Today two main ways exist for a wall to be built to address rainwater: a barrier wall or a rainscreen wall. Most walls built on homes, townhomes, or condos today are rainscreen walls. A rainscreen wall is, for purposes of water control, essentially a double wall. The exterior surface of the wall sheds rain water down the building. However, that exterior surface is not completely watertight, and it is expected that some water will get behind the exterior material. Water that gets behind the exterior material meets a second barrier: the weather barrier. The weather barrier is a continuous layer of material that will not permit any water to pass through and which uses gravity to drain the water down and out of the wall system.
The alternative to a rainscreen wall, a barrier wall, is what its name sounds like: the exterior surface of the wall intended to serve as a complete barrier to the entry of water. In a barrier wall, no water should get behind the exterior surface of the wall. The problem with barrier walls is that they are very hard to construct. Many materials are porous to some degree, cracks will form in materials, and intersections between materials will not be perfectly sealed. Because they are so likely to fail and let water into the wall system, barrier walls are less commonly used compared to rainscreen walls.

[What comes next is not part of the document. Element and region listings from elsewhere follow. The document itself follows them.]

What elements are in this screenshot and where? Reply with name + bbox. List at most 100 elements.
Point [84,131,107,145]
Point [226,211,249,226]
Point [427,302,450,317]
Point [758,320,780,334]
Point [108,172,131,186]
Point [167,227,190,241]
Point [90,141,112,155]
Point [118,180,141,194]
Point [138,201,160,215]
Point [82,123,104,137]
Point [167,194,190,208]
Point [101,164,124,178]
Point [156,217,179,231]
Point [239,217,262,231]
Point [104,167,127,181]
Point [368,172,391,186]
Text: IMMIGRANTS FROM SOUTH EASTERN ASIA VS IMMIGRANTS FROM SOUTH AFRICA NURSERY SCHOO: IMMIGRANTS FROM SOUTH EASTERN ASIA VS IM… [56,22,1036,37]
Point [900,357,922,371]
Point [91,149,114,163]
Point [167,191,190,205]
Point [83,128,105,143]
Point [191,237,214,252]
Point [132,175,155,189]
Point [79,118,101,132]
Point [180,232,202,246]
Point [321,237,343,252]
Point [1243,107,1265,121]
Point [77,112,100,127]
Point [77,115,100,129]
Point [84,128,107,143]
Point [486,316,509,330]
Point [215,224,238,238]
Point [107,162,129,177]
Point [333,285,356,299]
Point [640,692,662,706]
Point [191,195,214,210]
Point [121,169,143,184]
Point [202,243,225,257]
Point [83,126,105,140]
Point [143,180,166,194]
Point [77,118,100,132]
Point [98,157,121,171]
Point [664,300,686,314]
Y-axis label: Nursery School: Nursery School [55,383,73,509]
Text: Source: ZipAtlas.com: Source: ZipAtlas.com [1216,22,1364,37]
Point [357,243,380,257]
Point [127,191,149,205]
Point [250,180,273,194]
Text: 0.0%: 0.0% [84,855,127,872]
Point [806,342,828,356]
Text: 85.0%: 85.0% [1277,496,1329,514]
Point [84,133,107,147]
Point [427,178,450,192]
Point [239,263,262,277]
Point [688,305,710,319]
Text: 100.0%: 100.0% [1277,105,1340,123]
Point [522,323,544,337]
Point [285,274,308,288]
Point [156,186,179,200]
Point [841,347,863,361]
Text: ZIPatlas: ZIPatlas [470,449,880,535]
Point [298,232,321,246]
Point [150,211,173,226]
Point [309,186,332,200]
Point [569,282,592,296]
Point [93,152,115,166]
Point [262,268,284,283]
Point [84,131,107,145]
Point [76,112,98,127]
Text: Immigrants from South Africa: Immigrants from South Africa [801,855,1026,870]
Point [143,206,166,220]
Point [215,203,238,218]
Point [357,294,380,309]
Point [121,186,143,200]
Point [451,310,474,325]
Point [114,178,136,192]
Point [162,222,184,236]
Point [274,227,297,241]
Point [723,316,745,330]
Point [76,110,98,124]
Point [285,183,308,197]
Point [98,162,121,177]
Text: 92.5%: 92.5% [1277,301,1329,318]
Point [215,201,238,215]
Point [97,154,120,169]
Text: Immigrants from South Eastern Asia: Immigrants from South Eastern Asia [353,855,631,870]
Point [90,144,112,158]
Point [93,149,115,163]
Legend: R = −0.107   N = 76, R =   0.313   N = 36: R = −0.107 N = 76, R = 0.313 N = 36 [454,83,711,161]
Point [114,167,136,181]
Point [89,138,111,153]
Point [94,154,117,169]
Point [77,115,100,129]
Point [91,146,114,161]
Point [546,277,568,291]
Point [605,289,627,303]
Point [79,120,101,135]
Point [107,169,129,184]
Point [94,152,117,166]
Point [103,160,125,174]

While rainscreen walls generally are better in humid, windy climates like South Carolina and the Southeast, rainscreen walls can also have problems. For example, if the weather barrier is not properly lapped or not continuous across the face of the wall, water can get behind the weather barrier and rot the structure of the building. If flashing installed at the intersection of different components in a rainscreen wall is not installed properly, water can get behind the weather barrier and rot the structure of the building. In other words, rainscreen walls provide two layers of protection, rather than the single layer of protection in barrier walls, but rainscreen walls still often fail resulting in damage to a home’s framing and other components.